The Mind of the Pro-Tyrant Left

“The US war effort is failing to create an effective puppet regime in Afghanistan. The Taliban is slowly but surely eroding US influence. In the face of major strategic losses, as evident in the astonishing assassination of top military officials, Obama had to mount a political spectacle—a ‘military success story’—the killing of unarmed bin Laden, to buoy the spirits of the American public, military and its NATO followers.”

— James Petras

The American academic James Petras is a leading member of a pro-tyrant left. Among his latest essays are “The Euro-US War on Libya,” “The US War on Africa,” “Egypt: Social Movements, the CIA and Mossad.” His latest book is titled War Crimes in Gaza and the Zionist Fifth Column in America. Tempting as it is to simply turn away, it is important for democrats to understand the pro-tyrant left. It is vastly influential on campuses and its ideas are trickling down into the wider culture.

In the short twentieth century, the rise of Stalinism, a reactionary but non-capitalist social system, disorientated the left—bar some fragments—more or less completely.

The left clung to the dogma that the only social system that could follow capitalism was socialism. It imagined itself involved in a duel between capitalism and socialism. It thought that state ownership equalled socialism. And so—with honorable exceptions—a pro-tyrant left emerged in the twentieth century.

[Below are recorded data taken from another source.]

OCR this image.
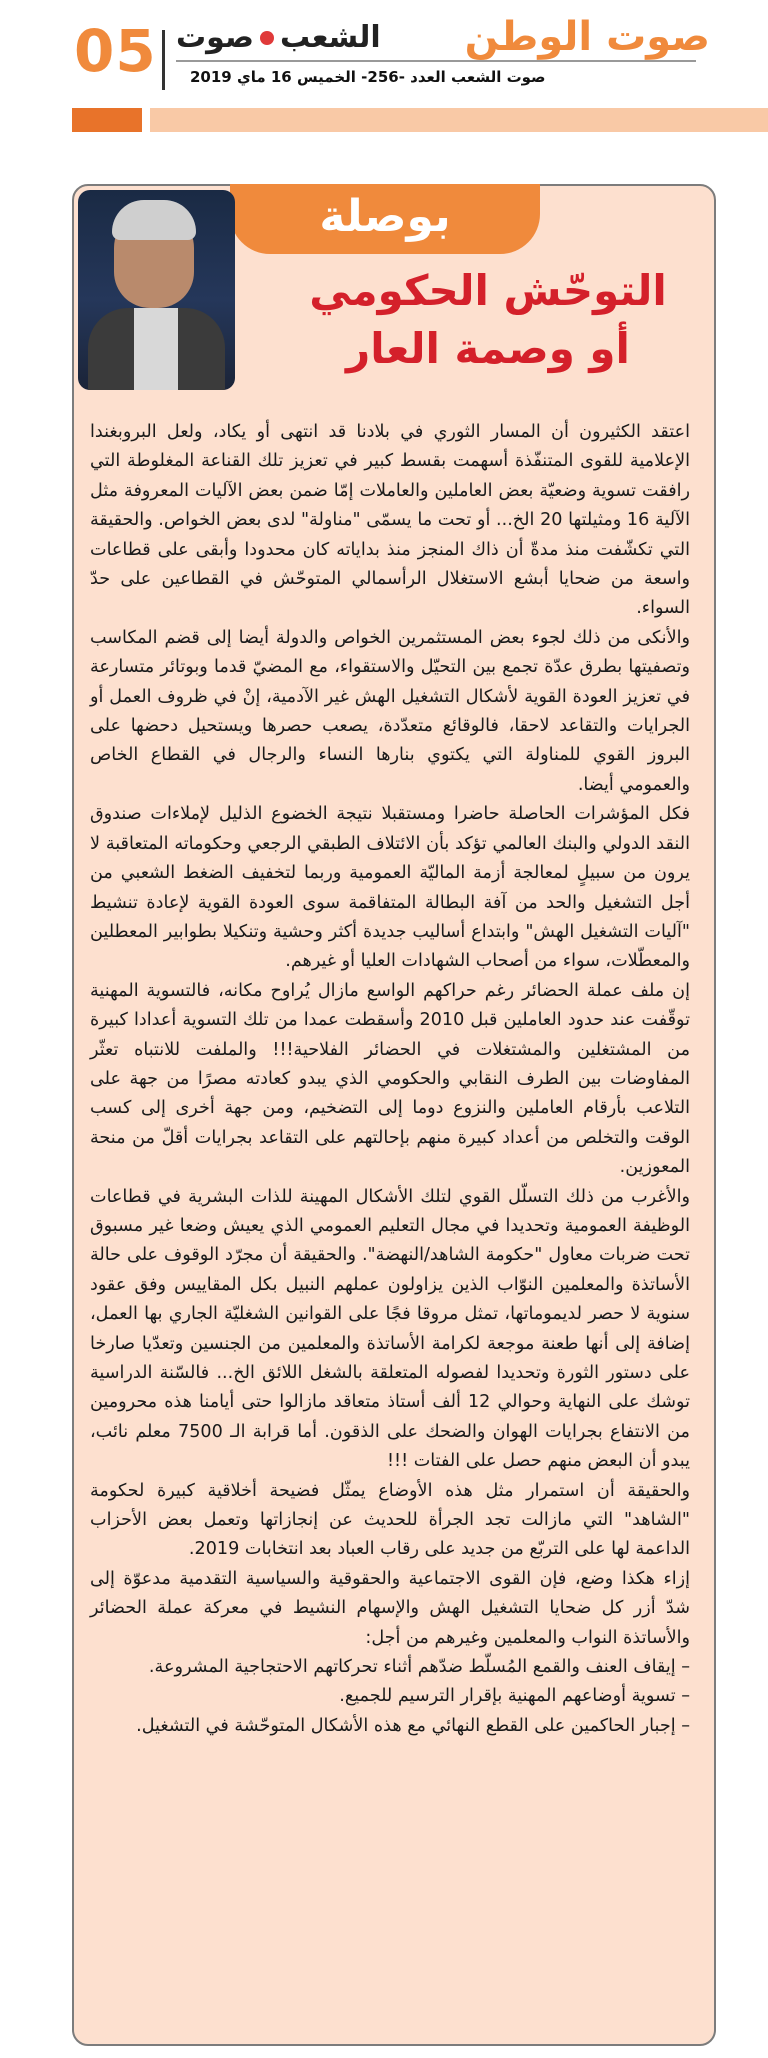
05	الشعب
صوت	صوت الوطن
صوت الشعب العدد -256- الخميس 16 ماي 2019
بوصلة
التوحّش الحكومي
أو وصمة العار

اعتقد الكثيرون أن المسار الثوري في بلادنا قد انتهى أو يكاد، ولعل البروبغندا الإعلامية للقوى المتنفّذة أسهمت بقسط كبير في تعزيز تلك القناعة المغلوطة التي رافقت تسوية وضعيّة بعض العاملين والعاملات إمّا ضمن بعض الآليات المعروفة مثل الآلية 16 ومثيلتها 20 الخ... أو تحت ما يسمّى "مناولة" لدى بعض الخواص. والحقيقة التي تكشّفت منذ مدةّ أن ذاك المنجز منذ بداياته كان محدودا وأبقى على قطاعات واسعة من ضحايا أبشع الاستغلال الرأسمالي المتوحّش في القطاعين على حدّ السواء.

والأنكى من ذلك لجوء بعض المستثمرين الخواص والدولة أيضا إلى قضم المكاسب وتصفيتها بطرق عدّة تجمع بين التحيّل والاستقواء، مع المضيّ قدما وبوتائر متسارعة في تعزيز العودة القوية لأشكال التشغيل الهش غير الآدمية، إنْ في ظروف العمل أو الجرايات والتقاعد لاحقا، فالوقائع متعدّدة، يصعب حصرها ويستحيل دحضها على البروز القوي للمناولة التي يكتوي بنارها النساء والرجال في القطاع الخاص والعمومي أيضا.

فكل المؤشرات الحاصلة حاضرا ومستقبلا نتيجة الخضوع الذليل لإملاءات صندوق النقد الدولي والبنك العالمي تؤكد بأن الائتلاف الطبقي الرجعي وحكوماته المتعاقبة لا يرون من سبيلٍ لمعالجة أزمة الماليّة العمومية وربما لتخفيف الضغط الشعبي من أجل التشغيل والحد من آفة البطالة المتفاقمة سوى العودة القوية لإعادة تنشيط "آليات التشغيل الهش" وابتداع أساليب جديدة أكثر وحشية وتنكيلا بطوابير المعطلين والمعطّلات، سواء من أصحاب الشهادات العليا أو غيرهم.

إن ملف عملة الحضائر رغم حراكهم الواسع مازال يُراوح مكانه، فالتسوية المهنية توقّفت عند حدود العاملين قبل 2010 وأسقطت عمدا من تلك التسوية أعدادا كبيرة من المشتغلين والمشتغلات في الحضائر الفلاحية!!! والملفت للانتباه تعثّر المفاوضات بين الطرف النقابي والحكومي الذي يبدو كعادته مصرًا من جهة على التلاعب بأرقام العاملين والنزوع دوما إلى التضخيم، ومن جهة أخرى إلى كسب الوقت والتخلص من أعداد كبيرة منهم بإحالتهم على التقاعد بجرايات أقلّ من منحة المعوزين.

والأغرب من ذلك التسلّل القوي لتلك الأشكال المهينة للذات البشرية في قطاعات الوظيفة العمومية وتحديدا في مجال التعليم العمومي الذي يعيش وضعا غير مسبوق تحت ضربات معاول "حكومة الشاهد/النهضة". والحقيقة أن مجرّد الوقوف على حالة الأساتذة والمعلمين النوّاب الذين يزاولون عملهم النبيل بكل المقاييس وفق عقود سنوية لا حصر لديموماتها، تمثل مروقا فجًا على القوانين الشغليّة الجاري بها العمل، إضافة إلى أنها طعنة موجعة لكرامة الأساتذة والمعلمين من الجنسين وتعدّيا صارخا على دستور الثورة وتحديدا لفصوله المتعلقة بالشغل اللائق الخ... فالسّنة الدراسية توشك على النهاية وحوالي 12 ألف أستاذ متعاقد مازالوا حتى أيامنا هذه محرومين من الانتفاع بجرايات الهوان والضحك على الذقون. أما قرابة الـ 7500 معلم نائب، يبدو أن البعض منهم حصل على الفتات !!!

والحقيقة أن استمرار مثل هذه الأوضاع يمثّل فضيحة أخلاقية كبيرة لحكومة "الشاهد" التي مازالت تجد الجرأة للحديث عن إنجازاتها وتعمل بعض الأحزاب الداعمة لها على التربّع من جديد على رقاب العباد بعد انتخابات 2019.

إزاء هكذا وضع، فإن القوى الاجتماعية والحقوقية والسياسية التقدمية مدعوّة إلى شدّ أزر كل ضحايا التشغيل الهش والإسهام النشيط في معركة عملة الحضائر والأساتذة النواب والمعلمين وغيرهم من أجل:

– إيقاف العنف والقمع المُسلّط ضدّهم أثناء تحركاتهم الاحتجاجية المشروعة.
– تسوية أوضاعهم المهنية بإقرار الترسيم للجميع.
– إجبار الحاكمين على القطع النهائي مع هذه الأشكال المتوحّشة في التشغيل.
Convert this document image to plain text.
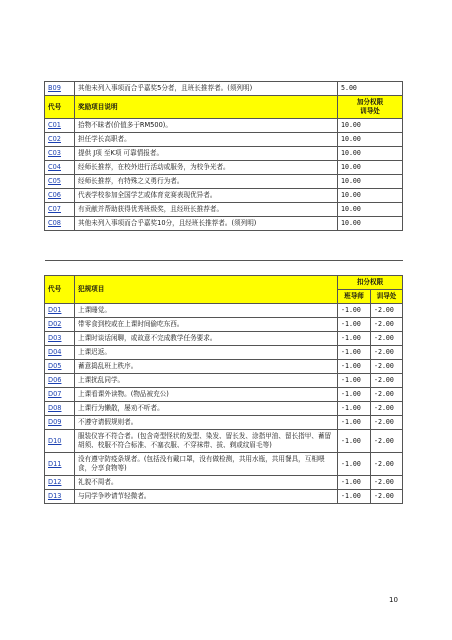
B09	其他未列入事项而合乎嘉奖5分者，且班长推荐者。(须列明)	5.00
代号	奖励项目说明	加分权限
训导处
C01	拾物不昧者(价值多于RM500)。	10.00
C02	担任学长高职者。	10.00
C03	提供 J项 至K项 可靠情报者。	10.00
C04	经师长推荐，在校外进行活动或服务，为校争光者。	10.00
C05	经师长推荐，有特殊之义勇行为者。	10.00
C06	代表学校参加全国学艺或体育竞赛表现优异者。	10.00
C07	有贡献并帮助获得优秀班级奖，且经班长推荐者。	10.00
C08	其他未列入事项而合乎嘉奖10分，且经班长推荐者。(须列明)	10.00

代号	犯规项目	扣分权限	
		班导师	训导处
D01	上课睡觉。	-1.00	-2.00
D02	带零食到校或在上课时间偷吃东西。	-1.00	-2.00
D03	上课时谈话闲聊，或故意不完成教学任务要求。	-1.00	-2.00
D04	上课迟返。	-1.00	-2.00
D05	蓄意捣乱班上秩序。	-1.00	-2.00
D06	上课扰乱同学。	-1.00	-2.00
D07	上课看课外读物。(物品被充公)	-1.00	-2.00
D08	上课行为懒散，屡劝不听者。	-1.00	-2.00
D09	不遵守请假规则者。	-1.00	-2.00
D10	服装仪容不符合者。(包含奇型怪状的发型、染发、留长发、涂指甲油、留长指甲、蓄留胡须、校服不符合标准、不塞衣服、不穿袜带、拔、剃或纹眉毛等)	-1.00	-2.00
D11	没有遵守防疫条规者。(包括没有戴口罩，没有做检测，共用水瓶，共用餐具，互相喂食，分享食物等)	-1.00	-2.00
D12	礼貌不周者。	-1.00	-2.00
D13	与同学争吵请节轻微者。	-1.00	-2.00
10
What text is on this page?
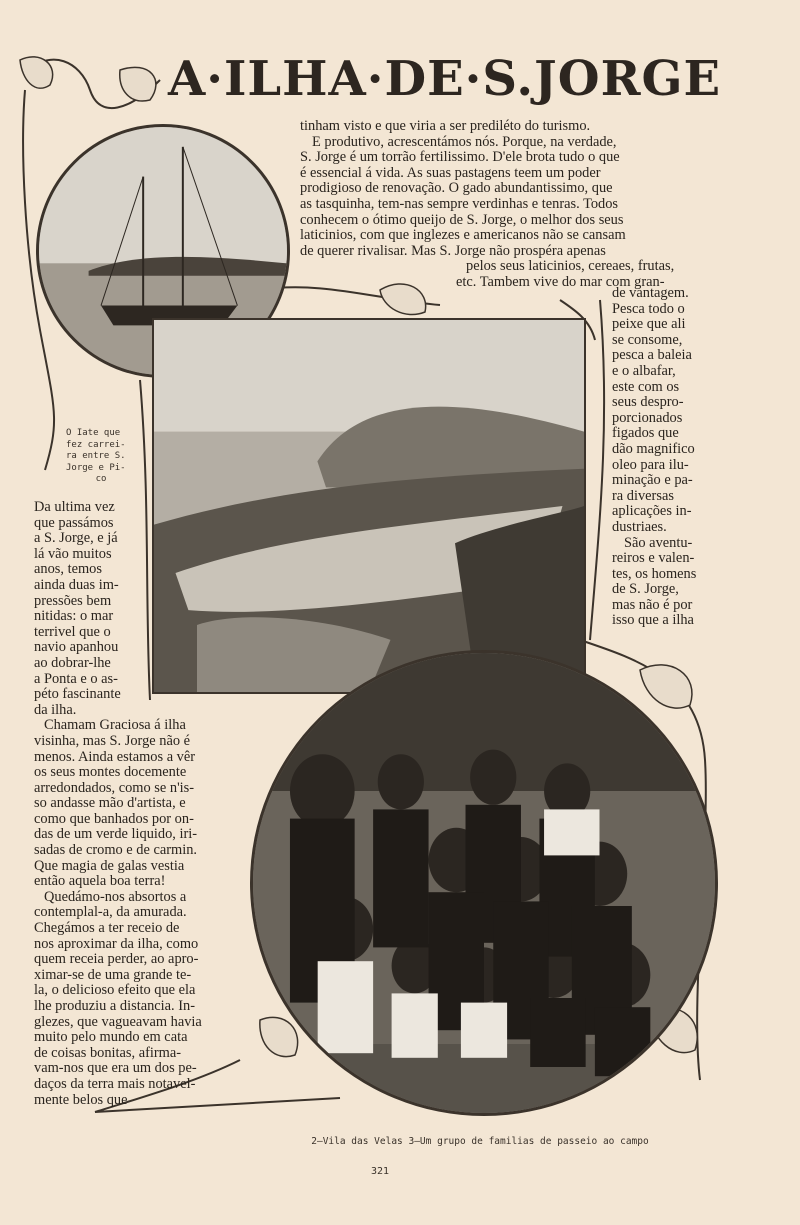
A·ILHA·DE·S.JORGE
O Iate que
fez carrei-
ra entre S.
Jorge e Pi-
co
tinham visto e que viria a ser prediléto do turismo.
E produtivo, acrescentámos nós. Porque, na verdade,
S. Jorge é um torrão fertilissimo. D'ele brota tudo o que
é essencial á vida. As suas pastagens teem um poder
prodigioso de renovação. O gado abundantissimo, que
as tasquinha, tem-nas sempre verdinhas e tenras. Todos
conhecem o ótimo queijo de S. Jorge, o melhor dos seus
laticinios, com que inglezes e americanos não se cansam
de querer rivalisar. Mas S. Jorge não prospéra apenas
pelos seus laticinios, cereaes, frutas,
etc. Tambem vive do mar com gran-
de vantagem.
Pesca todo o
peixe que ali
se consome,
pesca a baleia
e o albafar,
este com os
seus despro-
porcionados
figados que
dão magnifico
oleo para ilu-
minação e pa-
ra diversas
aplicações in-
dustriaes.
São aventu-
reiros e valen-
tes, os homens
de S. Jorge,
mas não é por
isso que a ilha
Da ultima vez
que passámos
a S. Jorge, e já
lá vão muitos
anos, temos
ainda duas im-
pressões bem
nitidas: o mar
terrivel que o
navio apanhou
ao dobrar-lhe
a Ponta e o as-
péto fascinante
da ilha.
Chamam Graciosa á ilha
visinha, mas S. Jorge não é
menos. Ainda estamos a vêr
os seus montes docemente
arredondados, como se n'is-
so andasse mão d'artista, e
como que banhados por on-
das de um verde liquido, iri-
sadas de cromo e de carmin.
Que magia de galas vestia
então aquela boa terra!
Quedámo-nos absortos a
contemplal-a, da amurada.
Chegámos a ter receio de
nos aproximar da ilha, como
quem receia perder, ao apro-
ximar-se de uma grande te-
la, o delicioso efeito que ela
lhe produziu a distancia. In-
glezes, que vagueavam havia
muito pelo mundo em cata
de coisas bonitas, afirma-
vam-nos que era um dos pe-
daços da terra mais notavel-
mente belos que
2—Vila das Velas 3—Um grupo de familias de passeio ao campo
321
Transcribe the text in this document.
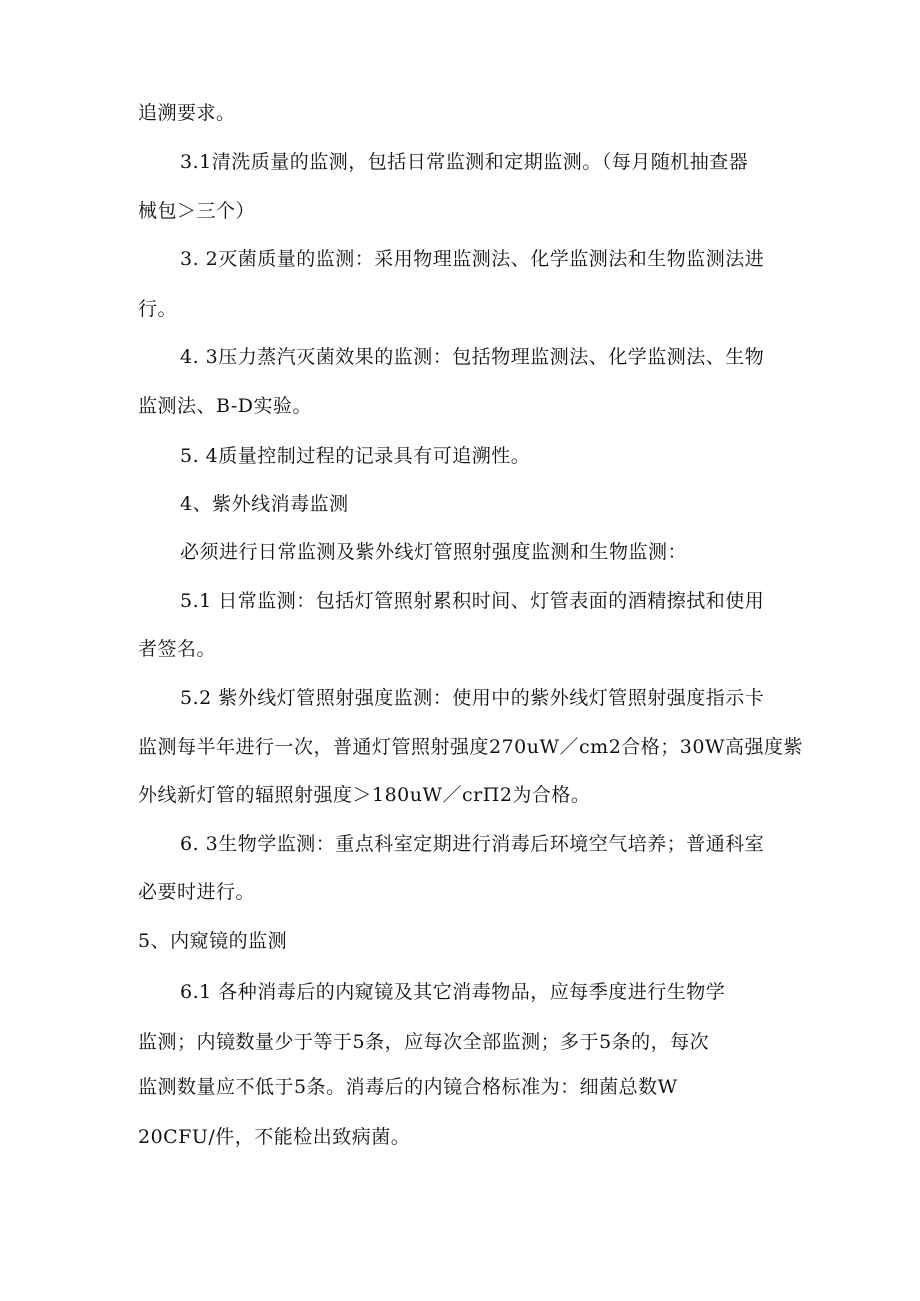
追溯要求。
3.1清洗质量的监测，包括日常监测和定期监测。（每月随机抽查器
械包＞三个）
3. 2灭菌质量的监测：采用物理监测法、化学监测法和生物监测法进
行。
4. 3压力蒸汽灭菌效果的监测：包括物理监测法、化学监测法、生物
监测法、B-D实验。
5. 4质量控制过程的记录具有可追溯性。
4、紫外线消毒监测
必须进行日常监测及紫外线灯管照射强度监测和生物监测：
5.1 日常监测：包括灯管照射累积时间、灯管表面的酒精擦拭和使用
者签名。
5.2 紫外线灯管照射强度监测：使用中的紫外线灯管照射强度指示卡
监测每半年进行一次，普通灯管照射强度270uW／cm2合格；30W高强度紫
外线新灯管的辐照射强度＞180uW／crΠ2为合格。
6. 3生物学监测：重点科室定期进行消毒后环境空气培养；普通科室
必要时进行。
5、内窥镜的监测
6.1 各种消毒后的内窥镜及其它消毒物品，应每季度进行生物学
监测；内镜数量少于等于5条，应每次全部监测；多于5条的，每次
监测数量应不低于5条。消毒后的内镜合格标准为：细菌总数W
20CFU/件，不能检出致病菌。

There was a slow scouring out of the habits of mind, the sensibilities and the values of an older left-wing culture that had been rooted in the Enlightenment, the democratic revolutions of the eighteenth century, and the ethical socialism of the mass European labor movements. In its place was put power-worship, authoritarianism, and a cult of the transformative power of revolutionary violence.

Many became critical supporters of totalitarianism—notwithstanding their knowledge of mass killings, gulags, political-famines, and military aggression.

Crucially, in the 1960s and 1970s, while the New Left innovated in the realm of culture and personal relations, when it came to geopolitics it mostly fell into line as cheerleader or apologist for one authoritarian “progressive” after another. As this New Left aged and drifted to the faculties and publishing houses it declared itself to be anti-anti-communist. In practice, it blamed America first.

After 1989, and the collapse of its global alternative to liberal capitalism, much of the pro-tyrant left simply refused to rethink. Rather than give up either its Manichean view of a world composed of two camps of progress and reaction, or its r-r-revolutionary style, it recreated both. How? By substituting a spectacular, inchoate and implacable negativism, centred on a conception of America as the “Great Satan” and Israel as the “Little Satan” in the place of what had been a coherent (if wrong-headed and tyrannical) program for social reconstruction.

After 1989, and especially after 9/11 and the wars in Iraq and Afghanistan, the old idea that Stalinism (its crimes notwithstanding) was objectively progressive against the West, morphed into the idea that all opposition to “US imperialism” or “Empire” was a “resistance” or “multitude” that must be (its crimes notwithstanding) supported, or at least not opposed energetically.

This pro-tyrant left thinks it holds the key to the entire world in the palm of its hand. If America is opposed to a tyrant, then—there is some dubious logic here, but this really is the crucial move—the tyrant must be opposing America. And—this is the last stretch, stay with me—therefore the tyrant is an “anti-imperialist” and, objectively, “progressive.”

And these ideas have been adopted in softer forms throughout the culture—we see it in the refusal of emotional commitment to the West in its battles against dictators and terrorists, the refusal to credit the West with anything but malign intent, the tendency to blame ourselves when we are attacked, the demonization of Israel, and the pathological refusal to see plain the nature of forces such as Hamas and Hezbollah, who were defined by the leading American academic Judith Butler as “part of the global Left.”

When the 17th-century English revolutionaries dreamt of “a world turned upside down” it was not this they had in mind.